Cezaevlerindeki tutsaklara rahat verilmediğini kaydeden Fatma, tutsakların odalarının arandığını, eşyalarının dağıtıldığını ve bunun büyük bir utanç olduğunu ifade etti. Fatma, “Sizin karşınızdakiler de insan. Dört duvar arasına koymuşsunuz tamam ama onlar da insan, ne diye eşyalarını dağıtıyorsunuz, yıkıyorsunuz? Bu da bir işkencedir. Ne diyeyim ki? Türk devletinin bizim başımıza getirdikleri bitmiyor.
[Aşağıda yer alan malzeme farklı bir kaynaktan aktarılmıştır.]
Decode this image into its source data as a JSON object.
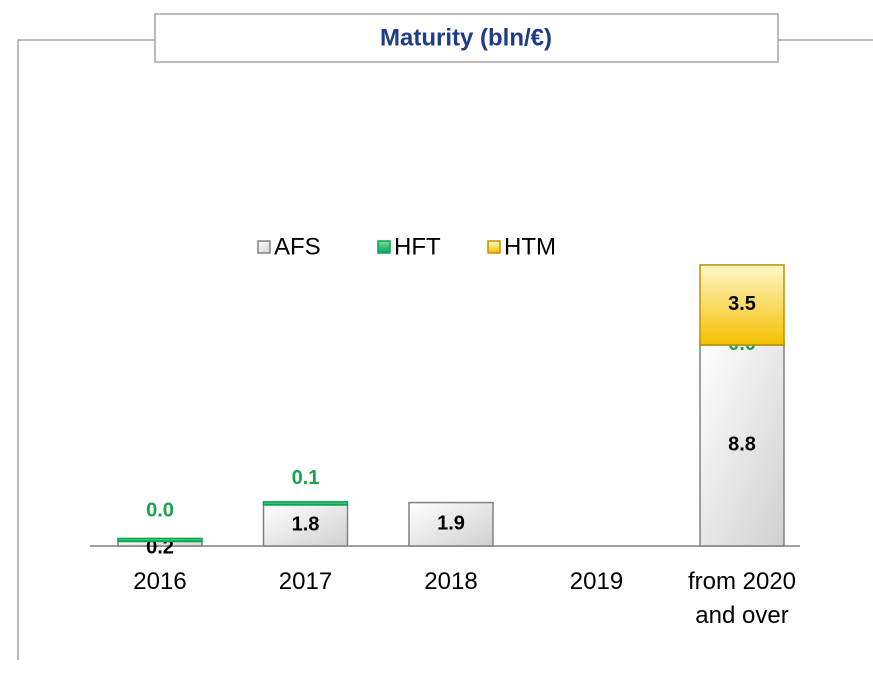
{
  "chart_data": {
    "type": "stacked_bar",
    "title": "Maturity (bln/€)",
    "categories": [
      "2016",
      "2017",
      "2018",
      "2019",
      "from 2020 and over"
    ],
    "series": [
      {
        "name": "AFS",
        "color": "#d9d9d9",
        "values": [
          0.2,
          1.8,
          1.9,
          null,
          8.8
        ],
        "value_labels": [
          "0.2",
          "1.8",
          "1.9",
          null,
          "8.8"
        ]
      },
      {
        "name": "HFT",
        "color": "#00a650",
        "values": [
          0.0,
          0.1,
          null,
          null,
          0.0
        ],
        "value_labels": [
          "0.0",
          "0.1",
          null,
          null,
          "0.0"
        ]
      },
      {
        "name": "HTM",
        "color": "#f5c000",
        "values": [
          null,
          null,
          null,
          null,
          3.5
        ],
        "value_labels": [
          null,
          null,
          null,
          null,
          "3.5"
        ]
      }
    ],
    "legend": "top-center"
  }
}
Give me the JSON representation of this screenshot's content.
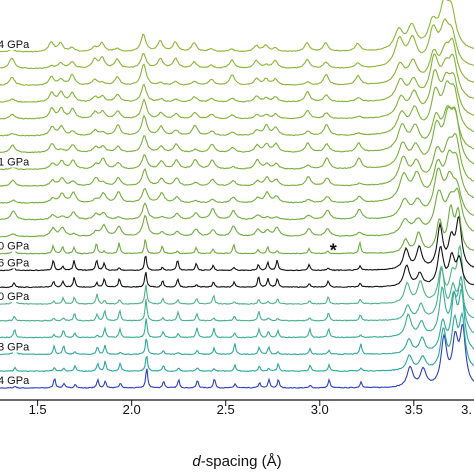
{
  "chart_data": {
    "type": "line",
    "title": "",
    "xlabel_italic": "d",
    "xlabel_rest": "-spacing (Å)",
    "ylabel": "",
    "xlim": [
      1.3,
      3.82
    ],
    "x_ticks": [
      1.5,
      2.0,
      2.5,
      3.0,
      3.5
    ],
    "x_tick_labels": [
      "1.5",
      "2.0",
      "2.5",
      "3.0",
      "3.5"
    ],
    "extra_tick_label": "3.",
    "grid": false,
    "annotation": "*",
    "annotation_x": 3.08,
    "peak_positions": [
      1.38,
      1.59,
      1.64,
      1.7,
      1.82,
      1.86,
      1.94,
      2.08,
      2.17,
      2.25,
      2.35,
      2.44,
      2.55,
      2.68,
      2.73,
      2.78,
      2.95,
      3.05,
      3.22,
      3.48,
      3.55,
      3.66,
      3.72,
      3.76
    ],
    "pressure_labels": [
      {
        "trace": 0,
        "text": "4 GPa"
      },
      {
        "trace": 2,
        "text": "3 GPa"
      },
      {
        "trace": 5,
        "text": "0 GPa"
      },
      {
        "trace": 7,
        "text": "6 GPa"
      },
      {
        "trace": 8,
        "text": "0 GPa"
      },
      {
        "trace": 13,
        "text": "1 GPa"
      },
      {
        "trace": 20,
        "text": "4 GPa"
      }
    ],
    "series": [
      {
        "color": "#2b3fbf"
      },
      {
        "color": "#2aa7a0"
      },
      {
        "color": "#2fa89a"
      },
      {
        "color": "#38ad95"
      },
      {
        "color": "#45b08d"
      },
      {
        "color": "#52b286"
      },
      {
        "color": "#111111"
      },
      {
        "color": "#111111"
      },
      {
        "color": "#6dab3f"
      },
      {
        "color": "#6fac3e"
      },
      {
        "color": "#72ad3d"
      },
      {
        "color": "#74ae3c"
      },
      {
        "color": "#77af3b"
      },
      {
        "color": "#79b03b"
      },
      {
        "color": "#7cb13a"
      },
      {
        "color": "#7fb239"
      },
      {
        "color": "#82b338"
      },
      {
        "color": "#85b437"
      },
      {
        "color": "#88b536"
      },
      {
        "color": "#8ab635"
      },
      {
        "color": "#8db734"
      }
    ]
  }
}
Ne insanlık ne hayâ ne de hürmet yok onlarda. 65 yıllık hayatımda ben bu devletten iyi bir şey görmedim, anlamadım.  Ben ne diyeyim?” dedi.
 
‘İhtiyacımız olan şey yürüdüğümüz hakikat yoludur’
 
Tek ihtiyaçları olan şeyin yürüdükleri hakikat yolu olduğunu vurgulayan Fatma, son olarak şunları söyledi: “Bizim insanlığa ihtiyacımız var. Çocuklarımızı rahat bıraksınlar. Cezaevlerindeki tecridi kaldırsınlar. Bu kan artık dursun, yeter. Biz kan dökülsün istemiyoruz, barış ve eşitlik istiyoruz. Bu devletten insanlık beklentimiz var”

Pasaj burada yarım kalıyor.